Disclaimer: this
Shit Camera Exposé handily lives up to its name because it was near impossible
to get a decent picture of Mr. Romano.
Stepping into the
busy Merchant Ale House, a friend and I were immediately greeted by Daniel
Romano’s new record sitting on the merch table. Entitled Come Cry With Me, it
was probably the best invitation we were bound to get on a Sunday evening in
Saint Catharines. Worth noting: it takes a bad-ass to pull off the paisley-print
blazer of pink flowers that Romano’s sporting on the cover, and that same
bad-ass walked in half-way through Marine Dreams’ opening set. Entrenched in a
wool-collared coat, cigarette-in-mouth and with a dramatic pomp of black hair
that fell in sharp blades, Daniel Romano had been a lank figure leering in from
outside for twenty minutes while the crowd was nodding along.
The venue, settled
less than half an hour away from Romano’s hometown of Welland, Ontario, was
already packed and several familiar faces from the You’ve Changed Records
roster (including Tamara Lindeman of The Weather Station, who I resisted
gushing to all night) were on hand. If the evening resembled a homecoming (and
it did – a guy in front of me was bragging through obscenities about sharing a
band with him in junior high), Romano was clearly the royalty-in-waiting, a
poorly kept local secret.
But now, it was time
for a reality check. Performing a set heavily attuned to Come Cry With Me,
Daniel Romano and his band offered a fittingly grim end to the weekend with songs
about abandonment, heartbreak and disappointment.

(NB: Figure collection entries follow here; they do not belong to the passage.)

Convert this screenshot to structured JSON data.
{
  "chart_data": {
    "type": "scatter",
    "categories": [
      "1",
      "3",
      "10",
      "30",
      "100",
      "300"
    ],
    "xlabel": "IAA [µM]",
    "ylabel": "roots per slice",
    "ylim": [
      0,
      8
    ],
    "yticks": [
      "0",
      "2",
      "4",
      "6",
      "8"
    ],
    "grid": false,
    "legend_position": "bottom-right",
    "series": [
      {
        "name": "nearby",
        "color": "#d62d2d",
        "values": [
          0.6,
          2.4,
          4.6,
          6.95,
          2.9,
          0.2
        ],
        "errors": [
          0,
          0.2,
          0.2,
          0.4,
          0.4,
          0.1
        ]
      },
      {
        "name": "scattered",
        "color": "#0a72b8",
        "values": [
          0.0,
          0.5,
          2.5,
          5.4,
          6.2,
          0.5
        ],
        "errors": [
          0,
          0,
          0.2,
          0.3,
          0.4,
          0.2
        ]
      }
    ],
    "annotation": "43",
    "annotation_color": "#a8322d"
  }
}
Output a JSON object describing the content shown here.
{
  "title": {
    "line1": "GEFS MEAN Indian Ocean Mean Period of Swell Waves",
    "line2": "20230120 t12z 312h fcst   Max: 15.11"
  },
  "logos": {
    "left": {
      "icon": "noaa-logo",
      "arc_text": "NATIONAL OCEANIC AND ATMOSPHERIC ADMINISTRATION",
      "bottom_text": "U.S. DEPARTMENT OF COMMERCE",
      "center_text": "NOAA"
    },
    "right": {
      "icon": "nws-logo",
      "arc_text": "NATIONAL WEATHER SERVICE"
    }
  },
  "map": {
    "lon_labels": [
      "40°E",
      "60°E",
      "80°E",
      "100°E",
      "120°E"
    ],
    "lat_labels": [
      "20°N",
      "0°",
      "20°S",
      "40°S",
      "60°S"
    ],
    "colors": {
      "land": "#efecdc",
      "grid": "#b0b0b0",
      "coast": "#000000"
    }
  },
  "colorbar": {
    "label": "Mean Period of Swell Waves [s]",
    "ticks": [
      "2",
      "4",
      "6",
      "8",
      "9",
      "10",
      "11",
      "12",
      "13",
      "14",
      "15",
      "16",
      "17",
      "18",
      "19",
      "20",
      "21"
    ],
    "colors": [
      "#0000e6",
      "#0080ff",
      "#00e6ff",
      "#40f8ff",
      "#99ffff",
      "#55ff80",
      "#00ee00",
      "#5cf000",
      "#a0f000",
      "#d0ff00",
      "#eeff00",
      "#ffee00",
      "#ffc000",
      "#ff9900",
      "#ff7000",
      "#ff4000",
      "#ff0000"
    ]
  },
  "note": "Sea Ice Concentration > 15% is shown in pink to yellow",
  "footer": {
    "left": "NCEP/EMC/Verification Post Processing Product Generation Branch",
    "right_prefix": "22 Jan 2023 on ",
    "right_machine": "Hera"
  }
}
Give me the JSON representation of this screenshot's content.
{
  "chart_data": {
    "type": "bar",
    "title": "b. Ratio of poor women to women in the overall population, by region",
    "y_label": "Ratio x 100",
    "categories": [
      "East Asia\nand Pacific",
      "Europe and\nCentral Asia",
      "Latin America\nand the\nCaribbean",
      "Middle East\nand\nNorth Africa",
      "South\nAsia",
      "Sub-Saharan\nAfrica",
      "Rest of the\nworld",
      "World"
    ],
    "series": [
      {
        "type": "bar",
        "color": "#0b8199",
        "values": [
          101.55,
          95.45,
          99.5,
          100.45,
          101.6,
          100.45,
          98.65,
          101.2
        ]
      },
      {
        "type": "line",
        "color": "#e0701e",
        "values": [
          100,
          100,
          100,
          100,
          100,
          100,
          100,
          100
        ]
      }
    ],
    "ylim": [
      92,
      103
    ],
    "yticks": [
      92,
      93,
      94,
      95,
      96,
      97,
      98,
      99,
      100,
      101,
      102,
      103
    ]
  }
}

As bleak as Romano’s
songwriting has become since his reawakening as a country-man, his awareness of
the genre’s gears made every sad reverie something to take comfort in. The band
knew their way around Sleep Beneath the Willow highlight “Time Forgot (To
Change My Heart)” expertly, guitar and pedal steel improvising around Romano’s
low register, and the breadth of warm instrumentation turned tough new track
“I’m Not Crying Over You” into a drunken waltz.
A lot of curt
balladry couldn’t detract from Romano’s intensity. From the few instances I
caught his face between audience shoulders, Romano peered straight into the
claustrophobically close crowd, making eye-to-eye contact with those less than
three feet in front of him. And his momentum served the content well, the band
taking hardly a breath between a smattering of upbeat selections. “Chicken
Bill” was as preposterous live as it is on disc, a fast-talking bass romp that
fell decidedly south of the Mason-Dixon line, while “Paul and Jon” lost its
gospel trimmings in favour of a shit-kicking, Johnny Cash rendition.
By the time the band
reached a five-song medley, which incorporated many tracks from Workin’ For the
Music Man, to close the night, a glance around the bar revealed a buzzing and
diverse society of hardcore Romano fans; arm in arm singing “My Greatest
Mistake”, giving nods of approval back and forth to deep cuts like “Your
Hands”. And when Romano nailed fan-favourite “Hard On You”, even the
heartbroken among us felt renewed, like it was Saturday night all over again.